Prisons and Probation Ombudsman makes recommendation to Manx Care
Clinical Leads within Manx Care should ensure that healthcare staff at the Isle of Man Prison have the appropriate competencies to the level of care they are providing for acutely ill/deteriorating patients.
That's the conclusion from an independent investigation into the death of a prisoner by the Prisons and Probation Ombudsman (PPO).
John Edward Corran died in hospital of a gastrointestinal haemorrhage, caused by gastroesophageal erosions, on 12 November 2024, while a prisoner at Isle of Man Prison.
The 77-year-old was sentenced to 11 years in prison for sex offences in April 2021.
These included the attempted rape of two girls - who were aged between six and 12 at the time - and a number of indecent assaults.
At an inquest held on 24 April 2025, the Coroner concluded that Mr Corran died of natural causes.
However, following his death, an investigation was launched by the PPO, as is procedure.
The ombudsman investigates the deaths of prisoners, young people in detention, residents of approved premises and detainees in immigration centres, due to any cause.
The final report reveals the PPO’s office wrote to Mr Corran’s next of kin to explain the investigation and to ask if they had any matters they wanted to be consider. The letter was returned by the Post Office as undelivered.
In conclusion, the investigator found there were no non-clinical issues relating to Mr Corran’s care.
They did note that when Mr Corran attended hospital on 8 October 2024, he was 'inappropriately restrained with a single cuff'.
But this appeared to be a 'one-off administrative error' with staff 'promptly' removing the restraints, and Mr Corran 'was not restrained for subsequent hospital appointments'.
Meanwhile, the clinical reviewer concluded that the clinical care Mr Corran received at Isle of Man Prison was 'partially equivalent to that which he could have expected to receive in the community'.
She found that 'when Mr Corran was acutely unwell, specialist assessments and reviews were completed appropriately and in a timely manner'.

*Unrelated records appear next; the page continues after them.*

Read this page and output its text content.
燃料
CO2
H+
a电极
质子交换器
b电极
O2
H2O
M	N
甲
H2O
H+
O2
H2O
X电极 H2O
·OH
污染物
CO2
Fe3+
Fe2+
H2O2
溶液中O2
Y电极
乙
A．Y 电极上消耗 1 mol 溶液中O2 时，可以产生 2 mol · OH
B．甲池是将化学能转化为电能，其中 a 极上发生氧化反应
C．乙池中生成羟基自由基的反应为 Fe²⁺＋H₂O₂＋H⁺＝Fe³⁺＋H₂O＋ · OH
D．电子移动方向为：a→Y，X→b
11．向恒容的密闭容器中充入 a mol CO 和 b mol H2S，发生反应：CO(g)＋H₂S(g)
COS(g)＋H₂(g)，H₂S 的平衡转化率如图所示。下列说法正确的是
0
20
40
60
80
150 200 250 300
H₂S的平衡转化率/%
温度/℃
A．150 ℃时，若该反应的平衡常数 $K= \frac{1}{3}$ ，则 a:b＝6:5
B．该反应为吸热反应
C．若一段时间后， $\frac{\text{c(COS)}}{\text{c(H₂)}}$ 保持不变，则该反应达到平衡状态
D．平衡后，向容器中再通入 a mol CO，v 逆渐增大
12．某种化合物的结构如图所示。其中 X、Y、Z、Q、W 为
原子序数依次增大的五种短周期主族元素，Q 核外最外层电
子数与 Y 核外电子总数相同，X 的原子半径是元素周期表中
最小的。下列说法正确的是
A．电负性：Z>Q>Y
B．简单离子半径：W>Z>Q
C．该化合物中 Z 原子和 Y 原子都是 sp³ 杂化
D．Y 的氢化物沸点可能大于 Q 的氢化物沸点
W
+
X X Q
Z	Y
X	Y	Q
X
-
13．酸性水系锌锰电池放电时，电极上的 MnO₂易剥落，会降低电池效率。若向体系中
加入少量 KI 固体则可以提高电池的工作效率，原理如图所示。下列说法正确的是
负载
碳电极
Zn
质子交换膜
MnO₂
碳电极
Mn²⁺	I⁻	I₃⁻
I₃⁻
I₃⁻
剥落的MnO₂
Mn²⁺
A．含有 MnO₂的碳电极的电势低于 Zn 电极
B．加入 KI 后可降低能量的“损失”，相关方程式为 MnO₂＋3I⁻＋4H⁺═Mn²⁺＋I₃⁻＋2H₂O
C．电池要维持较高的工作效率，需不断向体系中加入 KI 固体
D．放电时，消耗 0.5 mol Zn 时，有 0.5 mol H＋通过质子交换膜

However, she was concerned that there 'was no clinical governance framework in place to help ensure practice, policies and procedures were evidence-based'.
As a result, the PPO has recommended that 'clinical Leads within Manx Care should ensure that healthcare staff have the appropriate competencies to the level of care they are providing for acutely ill/deteriorating patients'.
The clinical reviewer also made five other recommendations which were not related to Mr Corran’s death but which 'the Head of Healthcare will want to address' - these were not revealed in the publicly available report.
The independent investigation report can be found HERE.
Manx Radio has contacted the Department of Home Affairs and Manx Care for comment.
UPDATE 4:55PM: The Department of Home Affairs says: "The Department welcomes independent investigation from the PPO into the circumstances surrounding Mr Corran's death from natural causes.
"The report makes no clinical recommendations and suggests no significant non-clinical learnings.
"The small number of clinical findings are being addressed by the Department, working closely with Manx Care.
"The safety and clinical care of prisoners is one of fundamental priorities."